While I don't particularly care for this bot's (Rathburn) goals, people are trying to use OpenClaw for all kinds of personal/productivity benefits. Have a bunch of smallish projects that you don't have time for? Go set up OpenClaw and just have the AI work on them for a week or two - sending you daily updates on progress.

If you're the type who likes LLM coding because it now enables you to do lots of projects you've had in your mind for years, you're also likely the sort of person who'll like OpenClaw.

Forget bots messing with Github and posting to social media.

Yes, it's very dangerous.

But do you have a "safe" alternative that one can set up quickly, and can have a non-technical user use it?

Until that alternative surfaces, people will continue to use it. I don't blame them.



If OpenClaw users cause negative externalities to others, as they did here, they ought to be deterred with commensurate severity.


> If you're the type who likes LLM coding because it now enables you to do lots of projects you've had in your mind for years, you're also likely the sort of person who'll like OpenClaw.

I'm definitely the former, but I just can't see a compelling use for the latter.

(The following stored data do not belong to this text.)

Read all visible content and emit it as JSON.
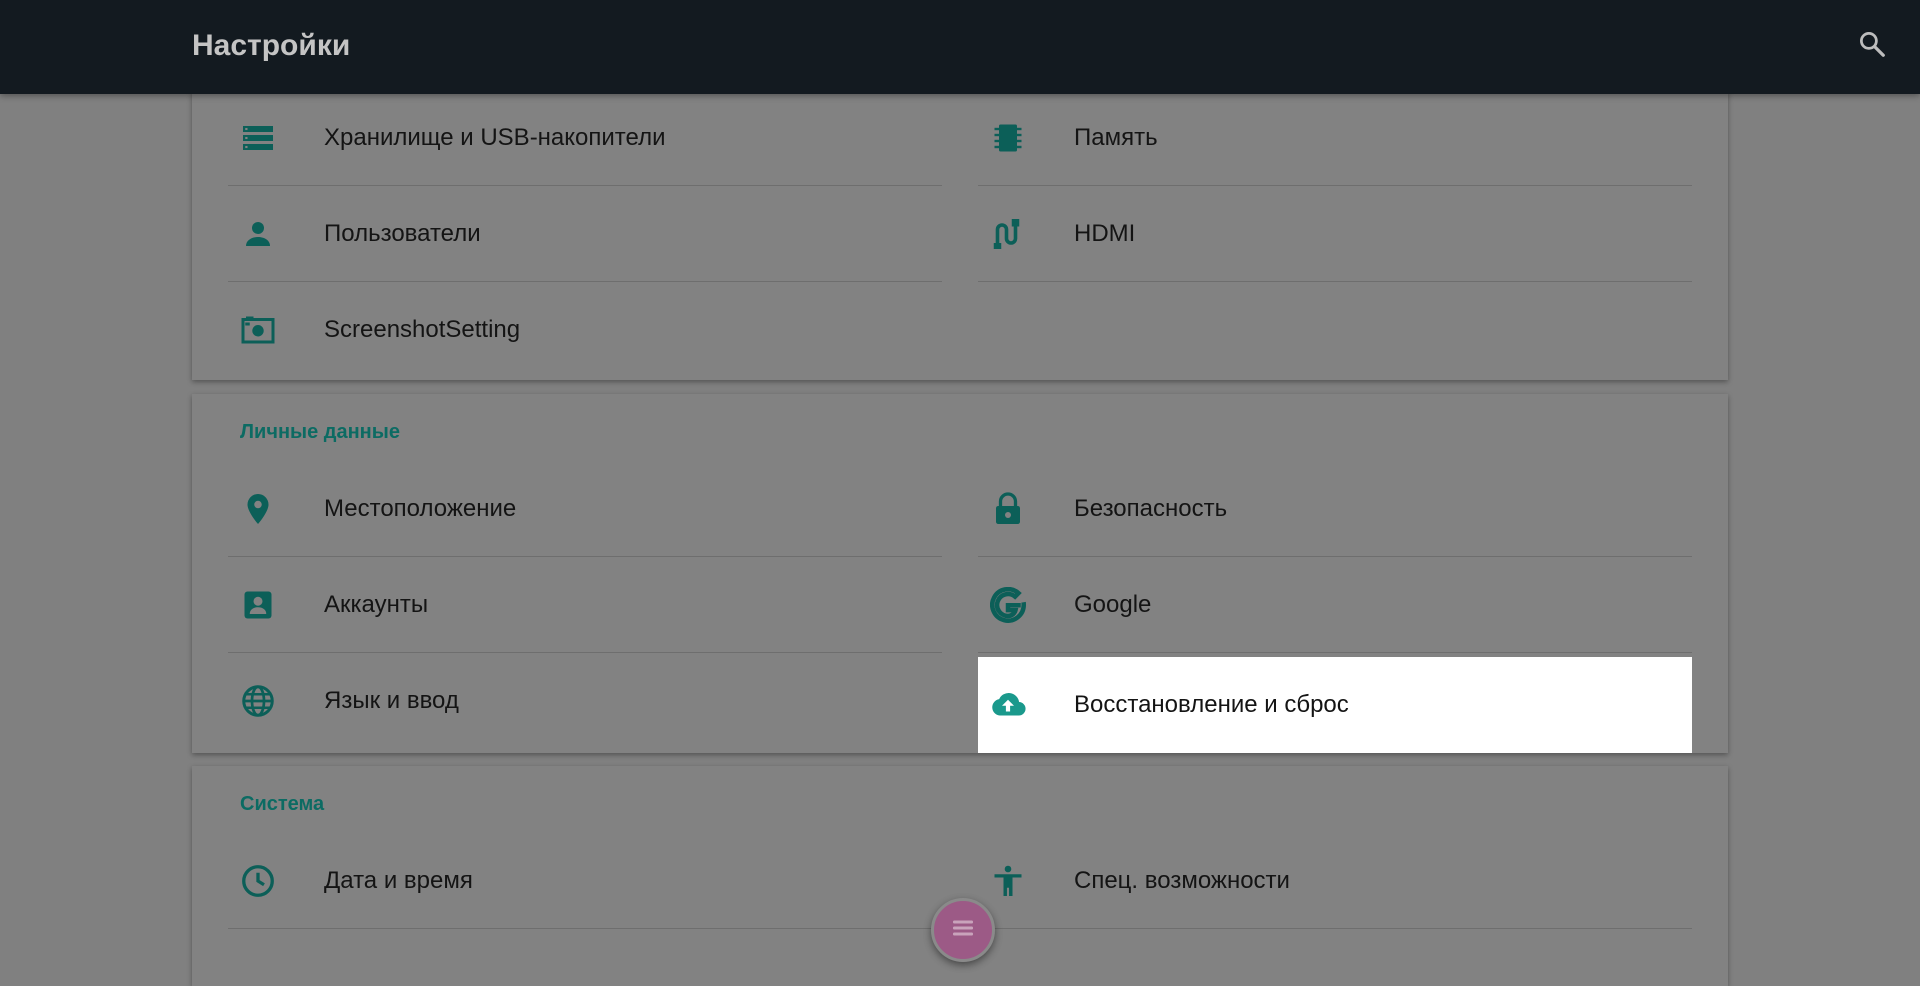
{
  "app": {
    "title": "Настройки"
  },
  "colors": {
    "accent": "#00796b",
    "topbar": "#131a20",
    "icon": "#0c5f58"
  },
  "sections": {
    "device": {
      "items": [
        {
          "label": "Хранилище и USB-накопители",
          "icon": "storage-icon"
        },
        {
          "label": "Память",
          "icon": "memory-icon"
        },
        {
          "label": "Пользователи",
          "icon": "person-icon"
        },
        {
          "label": "HDMI",
          "icon": "hdmi-cable-icon"
        },
        {
          "label": "ScreenshotSetting",
          "icon": "camera-screenshot-icon"
        }
      ]
    },
    "personal": {
      "header": "Личные данные",
      "items": [
        {
          "label": "Местоположение",
          "icon": "location-pin-icon"
        },
        {
          "label": "Безопасность",
          "icon": "lock-icon"
        },
        {
          "label": "Аккаунты",
          "icon": "account-box-icon"
        },
        {
          "label": "Google",
          "icon": "google-icon"
        },
        {
          "label": "Язык и ввод",
          "icon": "globe-icon"
        },
        {
          "label": "Восстановление и сброс",
          "icon": "cloud-upload-icon",
          "selected": true
        }
      ]
    },
    "system": {
      "header": "Система",
      "items": [
        {
          "label": "Дата и время",
          "icon": "clock-icon"
        },
        {
          "label": "Спец. возможности",
          "icon": "accessibility-icon"
        }
      ]
    }
  },
  "fab": {
    "icon": "menu-icon"
  }
}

Besides manage my calendar or automatically responding to my emails, what does OpenClaw get me that claude code doesn't? The premise appeals to me on an aesthetic level, OpenClaw is certainly provocative, but I don't see myself using it.


I'll admit I'm not up to speed on Claude Code, but can you get it to look at a company's job openings each day, and notify you whenever there's an opening in your town.

All without writing a single line of code or setting up a cron job manually?

I suppose it could, if you let it execute the crontab commands. But 2 months after you've set it up, can you launch claude code and just say "Hey, stop the job search notifications" and have it know what you're talking about?

This is a trivial example. People are (attempting to) use it for more significant/compex stuff.


Yes. I have four devices fully managed by Claude Code at this point. My NAS and Desktop running NixOS. My MBP with nix-darwin and an M2 MBA with a dead screen that I've turned into a headless server also using nix-darwin. I've got a common flake theme and modularized setup. I've got health checks (all written by CC) coming in from all of them aggregated by another script (written by CC) which will send me alerts over various pipelines including to my Matrix server (setup and maintained by CC). I can do things like ask CC to setup radarr and make it available on my internal network and it knows where and how I host containers. It can even look at other *arr tools and pull usenet details from them to use in radarr. What my NAS is for. How to add a service in a "standards" compliant way for my setup. I can ask it to make a service available on the internet and it will configure a cloudflared tunnel exposing it. Including knowing when to make changes on my local dnsmasq instances or the Cloud Flare global DNS for external access.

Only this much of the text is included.